Disputes escalate early. Correspondence replaces collaboration. Risk is pushed downstream instead of managed collectively. The shared goal of delivering a successful project quietly disappears.

Most construction failures are not technical. They are relational. And relationships cannot be governed through clauses alone.

Industry Bodies Must Step Into Leadership

There is another uncomfortable truth the industry must face: contractors cannot fix this alone, and competition law anxiety has paralysed necessary conversations.

Industry bodies such as SAFCEC and the Master Builders Association (MBA) must step up — not as administrators or lobbyists, but as facilitators of protected, mature and transparent dialogue between contractors.

South Africa faces an infrastructure backlog conservatively estimated at over R400 billion. One thing is beyond dispute: the industry does not currently have the capacity to deliver this alone, firm by firm, project by project.

Delivery at this scale will require:

  • structured delivery partnerships
  • joint ventures built on capability, not convenience
  • shared plant, skills and risk
  • coordinated training and resource pipelines

Yet contractors are often afraid to even discuss capacity, sequencing or delivery models — for fear of accusations of collusion.

This paralysis is self-defeating.

There is a clear distinction between anti-competitive price fixing and legitimate collaboration on capability, capacity and delivery frameworks. Industry bodies must work with regulators to create safe harbours for these discussions — transparent, documented and focused on national delivery, not commercial advantage.

Without this, South Africa will either fail to deliver infrastructure — or outsource it entirely.

Neither outcome serves transformation, localisation or economic recovery.

Government’s Role: Client, Regulator, and Silent Executioner

If industry bears responsibility for poor decisions, government bears responsibility for enabling failure.

Government speaks constantly about infrastructure yet chronically under-spends what it budgets.

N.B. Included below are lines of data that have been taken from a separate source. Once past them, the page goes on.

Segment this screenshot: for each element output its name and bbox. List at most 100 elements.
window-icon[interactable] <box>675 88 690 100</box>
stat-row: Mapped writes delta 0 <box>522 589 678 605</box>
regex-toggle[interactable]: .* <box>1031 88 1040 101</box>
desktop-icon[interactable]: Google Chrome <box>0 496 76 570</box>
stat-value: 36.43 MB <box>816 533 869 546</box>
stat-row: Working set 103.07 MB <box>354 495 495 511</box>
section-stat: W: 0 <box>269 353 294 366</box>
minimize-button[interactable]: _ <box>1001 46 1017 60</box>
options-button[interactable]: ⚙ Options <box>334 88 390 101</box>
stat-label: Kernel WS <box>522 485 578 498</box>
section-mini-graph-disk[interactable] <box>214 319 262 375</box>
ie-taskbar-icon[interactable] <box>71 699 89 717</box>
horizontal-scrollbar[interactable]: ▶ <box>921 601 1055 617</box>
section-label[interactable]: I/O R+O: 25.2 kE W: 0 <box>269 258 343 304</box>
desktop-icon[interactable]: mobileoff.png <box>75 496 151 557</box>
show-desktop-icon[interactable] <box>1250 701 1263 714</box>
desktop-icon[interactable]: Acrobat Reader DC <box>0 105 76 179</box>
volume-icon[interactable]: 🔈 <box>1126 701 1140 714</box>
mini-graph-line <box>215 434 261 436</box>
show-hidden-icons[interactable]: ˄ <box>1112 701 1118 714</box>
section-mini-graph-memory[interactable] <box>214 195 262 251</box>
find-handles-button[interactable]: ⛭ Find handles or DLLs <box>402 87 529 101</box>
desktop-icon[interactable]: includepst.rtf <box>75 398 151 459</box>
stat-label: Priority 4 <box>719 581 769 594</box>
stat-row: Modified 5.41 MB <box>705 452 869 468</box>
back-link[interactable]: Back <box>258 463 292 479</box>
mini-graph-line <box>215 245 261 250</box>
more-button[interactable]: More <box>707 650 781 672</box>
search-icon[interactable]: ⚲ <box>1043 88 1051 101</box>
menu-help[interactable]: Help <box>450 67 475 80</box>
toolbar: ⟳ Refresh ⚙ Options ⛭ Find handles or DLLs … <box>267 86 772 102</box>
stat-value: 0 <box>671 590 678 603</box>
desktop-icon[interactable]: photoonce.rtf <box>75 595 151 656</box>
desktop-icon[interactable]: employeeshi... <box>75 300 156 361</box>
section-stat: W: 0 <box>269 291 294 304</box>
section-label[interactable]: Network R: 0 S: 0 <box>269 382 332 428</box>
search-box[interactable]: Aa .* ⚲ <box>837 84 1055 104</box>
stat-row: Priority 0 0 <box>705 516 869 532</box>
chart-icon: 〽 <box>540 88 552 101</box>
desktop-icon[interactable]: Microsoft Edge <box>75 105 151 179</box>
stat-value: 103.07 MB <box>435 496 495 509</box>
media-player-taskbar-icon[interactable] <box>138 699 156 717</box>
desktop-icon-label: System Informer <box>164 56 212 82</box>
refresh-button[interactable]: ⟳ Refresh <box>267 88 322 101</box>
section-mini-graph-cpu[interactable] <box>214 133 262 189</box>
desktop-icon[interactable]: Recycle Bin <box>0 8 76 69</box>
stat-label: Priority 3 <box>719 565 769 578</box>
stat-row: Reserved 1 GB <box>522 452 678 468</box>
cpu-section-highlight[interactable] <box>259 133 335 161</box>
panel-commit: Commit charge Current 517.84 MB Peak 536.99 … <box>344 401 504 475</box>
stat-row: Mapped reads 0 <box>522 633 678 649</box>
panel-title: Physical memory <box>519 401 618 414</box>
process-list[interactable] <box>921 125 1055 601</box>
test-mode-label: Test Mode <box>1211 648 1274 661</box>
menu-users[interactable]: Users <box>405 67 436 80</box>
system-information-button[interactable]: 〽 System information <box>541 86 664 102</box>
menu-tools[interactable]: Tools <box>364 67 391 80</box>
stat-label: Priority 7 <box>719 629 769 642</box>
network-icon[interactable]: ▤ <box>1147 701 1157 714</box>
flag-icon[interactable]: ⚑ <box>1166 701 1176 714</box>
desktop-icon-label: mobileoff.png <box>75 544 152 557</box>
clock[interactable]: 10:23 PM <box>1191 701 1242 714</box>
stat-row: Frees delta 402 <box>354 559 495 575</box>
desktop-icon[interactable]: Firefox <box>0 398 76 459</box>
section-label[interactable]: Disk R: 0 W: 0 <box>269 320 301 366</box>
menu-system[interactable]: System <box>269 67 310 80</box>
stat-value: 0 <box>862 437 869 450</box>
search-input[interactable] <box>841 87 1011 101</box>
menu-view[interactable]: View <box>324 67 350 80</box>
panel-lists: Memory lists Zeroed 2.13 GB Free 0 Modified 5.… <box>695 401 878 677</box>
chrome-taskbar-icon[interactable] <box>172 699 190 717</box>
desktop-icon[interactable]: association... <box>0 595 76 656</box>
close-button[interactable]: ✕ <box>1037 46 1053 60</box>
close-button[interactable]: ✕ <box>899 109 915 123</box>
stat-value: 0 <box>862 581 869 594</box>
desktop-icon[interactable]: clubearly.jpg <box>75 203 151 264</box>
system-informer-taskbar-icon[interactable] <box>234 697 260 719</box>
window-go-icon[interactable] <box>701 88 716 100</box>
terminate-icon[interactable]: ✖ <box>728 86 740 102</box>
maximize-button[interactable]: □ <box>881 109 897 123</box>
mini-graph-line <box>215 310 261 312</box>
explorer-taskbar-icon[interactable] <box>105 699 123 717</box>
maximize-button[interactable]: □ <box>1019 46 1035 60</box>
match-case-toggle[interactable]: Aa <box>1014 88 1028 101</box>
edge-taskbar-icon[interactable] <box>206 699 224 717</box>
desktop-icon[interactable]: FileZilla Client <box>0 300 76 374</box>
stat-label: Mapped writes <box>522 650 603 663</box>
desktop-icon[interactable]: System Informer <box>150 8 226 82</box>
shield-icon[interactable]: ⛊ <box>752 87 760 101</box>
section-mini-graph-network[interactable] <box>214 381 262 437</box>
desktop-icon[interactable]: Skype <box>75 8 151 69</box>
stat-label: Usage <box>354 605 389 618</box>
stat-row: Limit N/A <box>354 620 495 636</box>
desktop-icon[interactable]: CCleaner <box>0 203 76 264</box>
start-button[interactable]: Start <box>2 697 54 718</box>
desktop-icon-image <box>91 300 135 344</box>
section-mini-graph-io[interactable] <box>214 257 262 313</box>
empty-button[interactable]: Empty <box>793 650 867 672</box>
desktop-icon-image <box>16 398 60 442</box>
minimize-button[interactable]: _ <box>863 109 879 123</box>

Projects are announced but not approved. Procurement stalls under fear, incapacity and politicisation.

Even worse is government’s behaviour as a client.

Late payment is not an inconvenience — it is fatal. Contractors are forced to fund the state’s projects from their own balance sheets. No private enterprise can survive that indefinitely.

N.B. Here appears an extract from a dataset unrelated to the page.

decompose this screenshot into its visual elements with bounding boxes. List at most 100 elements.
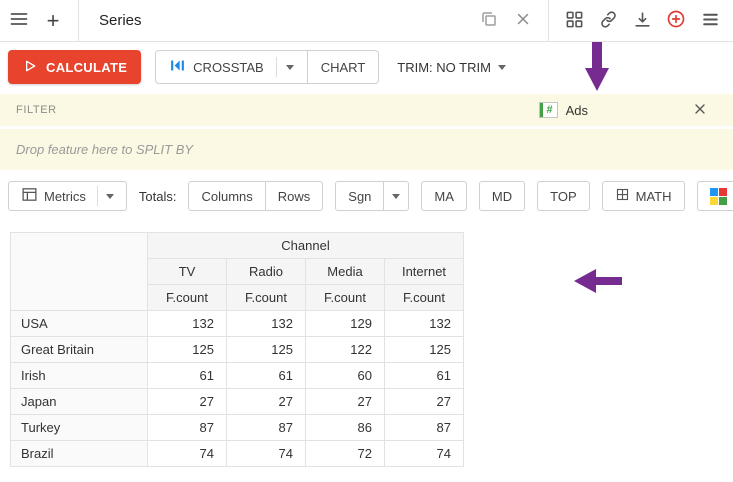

Layer this with adversarial contracts, slow claims adjudication and rigid procurement — and government becomes a structural risk rather than a delivery partner.

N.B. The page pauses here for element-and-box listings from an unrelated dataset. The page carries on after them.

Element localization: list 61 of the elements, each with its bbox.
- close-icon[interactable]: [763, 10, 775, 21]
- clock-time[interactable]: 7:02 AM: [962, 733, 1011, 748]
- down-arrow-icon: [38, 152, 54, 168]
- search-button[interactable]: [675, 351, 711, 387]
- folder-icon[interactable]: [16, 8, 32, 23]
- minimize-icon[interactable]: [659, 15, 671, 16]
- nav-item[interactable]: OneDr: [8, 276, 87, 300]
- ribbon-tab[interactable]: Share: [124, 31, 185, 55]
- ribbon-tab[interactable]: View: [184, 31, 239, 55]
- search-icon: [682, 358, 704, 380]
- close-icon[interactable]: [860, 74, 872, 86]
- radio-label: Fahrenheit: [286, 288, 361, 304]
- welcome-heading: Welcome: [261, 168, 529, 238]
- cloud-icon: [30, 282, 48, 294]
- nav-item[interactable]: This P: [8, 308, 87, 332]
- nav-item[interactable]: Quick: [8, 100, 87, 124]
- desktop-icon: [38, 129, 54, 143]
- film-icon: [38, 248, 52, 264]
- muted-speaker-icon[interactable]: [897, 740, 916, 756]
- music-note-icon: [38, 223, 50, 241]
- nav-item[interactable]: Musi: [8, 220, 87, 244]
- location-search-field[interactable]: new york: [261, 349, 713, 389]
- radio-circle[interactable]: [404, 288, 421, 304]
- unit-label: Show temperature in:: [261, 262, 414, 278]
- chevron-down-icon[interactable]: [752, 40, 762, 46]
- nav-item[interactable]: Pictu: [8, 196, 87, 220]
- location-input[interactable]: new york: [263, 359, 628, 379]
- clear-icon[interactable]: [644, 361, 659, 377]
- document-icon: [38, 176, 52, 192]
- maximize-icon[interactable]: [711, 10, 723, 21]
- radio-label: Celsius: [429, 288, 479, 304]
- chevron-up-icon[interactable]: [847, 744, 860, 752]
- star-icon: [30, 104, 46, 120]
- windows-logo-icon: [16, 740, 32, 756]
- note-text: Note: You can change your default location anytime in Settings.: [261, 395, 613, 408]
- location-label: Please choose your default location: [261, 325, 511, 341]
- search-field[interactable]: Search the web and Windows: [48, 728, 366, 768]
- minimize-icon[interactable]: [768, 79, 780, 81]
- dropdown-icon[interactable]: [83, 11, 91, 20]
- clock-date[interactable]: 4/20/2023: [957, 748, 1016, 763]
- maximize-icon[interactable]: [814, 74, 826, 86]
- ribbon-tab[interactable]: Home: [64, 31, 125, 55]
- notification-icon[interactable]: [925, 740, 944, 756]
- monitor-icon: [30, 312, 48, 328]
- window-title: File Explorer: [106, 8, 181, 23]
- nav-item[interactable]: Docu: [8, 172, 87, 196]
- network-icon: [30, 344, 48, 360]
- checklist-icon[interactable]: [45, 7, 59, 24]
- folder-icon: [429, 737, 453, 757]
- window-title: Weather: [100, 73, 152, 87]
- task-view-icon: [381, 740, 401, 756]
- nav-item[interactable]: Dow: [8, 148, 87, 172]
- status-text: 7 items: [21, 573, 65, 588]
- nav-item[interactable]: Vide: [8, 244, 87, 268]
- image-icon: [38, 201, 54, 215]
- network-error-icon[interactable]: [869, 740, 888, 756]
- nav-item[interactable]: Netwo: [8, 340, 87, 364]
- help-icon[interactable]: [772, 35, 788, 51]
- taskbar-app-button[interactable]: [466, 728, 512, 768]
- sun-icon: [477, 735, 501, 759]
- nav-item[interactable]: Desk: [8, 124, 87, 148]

Unfortunately, there are a growing number of Private Developers who have learnt from this behaviour and are perpetuating it daily to the industry’s detriment.

The Cost of Failure

When a major contractor collapses:

  • Jobs are lost
  • SMEs collapse
  • Projects stall
  • Skills disappear
  • Public trust erodes

South Africa now risks becoming a country that wants infrastructure but no longer has the domestic capability to deliver it.

What Must Change — Now

This industry will not be saved by another summit or strategy document. It will be saved only by behavioural change and leadership.

Industry must:

  • Rebuild training pipelines and mentor deliberately
  • Stop over-promoting without support
  • Treat cash, risk and capability as strategic assets
  • Embrace collaboration as a strength, not a weakness

Industry bodies must:

  • Facilitate protected, structured contractor dialogue
  • Enable delivery partnerships at scale
  • Engage regulators to clarify safe collaboration boundaries
  • Lead capability rebuilding, not just representation

Government must:

  • Pay on time — without exception
  • Reform procurement and contract models
  • Spend what it budgets
  • Enable innovation rather than obstruct it

A Shared Reckoning

This is not a call to blame. It is a call to grow up as an industry.

The collapse of South Africa’s construction sector was not inevitable. It was the result of tolerated behaviours, avoided conversations and leadership gaps across the system.

The next decade will be defined by whether industry, government and institutions are willing to change how they collaborate, how they train, how they contract — and how they lead.

We have already paid the price of denial.
We cannot afford the cost of pretending anymore.